THE LOWER COURT ERRED IN DISMISSING BARDWELL’S COUNTER COMPLAINT.

¶ 37. In his last issue, Bardwell asserts that the chancellor committed error in failing to find that Citizens converted the $7,500 of his funds. He argues that Citizens intentionally and knowingly converted his funds by placing a hold on his account and denying him access to use of those funds. Instead of relying on proper legal remedies, the bank simply resorted to self-help by stealing his funds.

¶ 38. The chancery court was correct in finding that Bardwell could not claim the benefits of owning the property at the sale of his undivided one-half interest without accounting to Citizens Bank for his prior legal actions encumbering the property through the deed of trust. Bardwell testified that he sought out the status of the title and amount owing Citizens Bank before he sold his interest in the property.

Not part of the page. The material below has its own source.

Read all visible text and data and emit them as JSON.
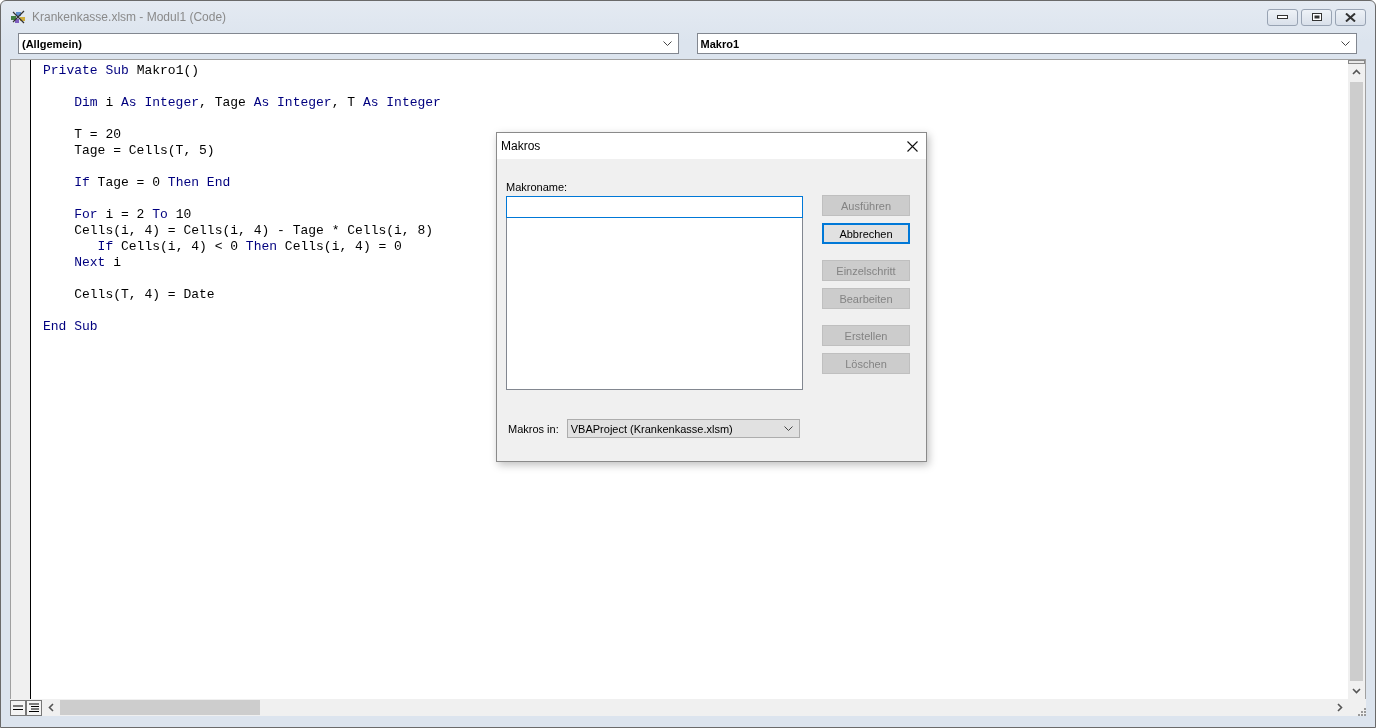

He also testified that the $7,500 in funds held by Citizens Bank were in fact proceeds of the sale of his interest in the Pike County property. Bardwell was not an innocent third party without notice. Citizens Bank was rightfully entitled to the funds, and the chancery court did not commit manifest error in dismissing Bard-well’s counter-complaint.

¶ 39. THE JUDGMENT OF THE MARION COUNTY CHANCERY COURT IS AFFIRMED. STATUTORY DAMAGES AND INTEREST ARE AWARDED, ALL COSTS OF THIS APPEAL ARE ASSESSED TO THE APPELLANT.

McMILLIN, C.J., KING, P.J., BRIDGES, IRVING, LEE, MOORE, AND PAYNE, JJ., CONCUR. SOUTHWICK, P.J., NOT PARTICIPATING.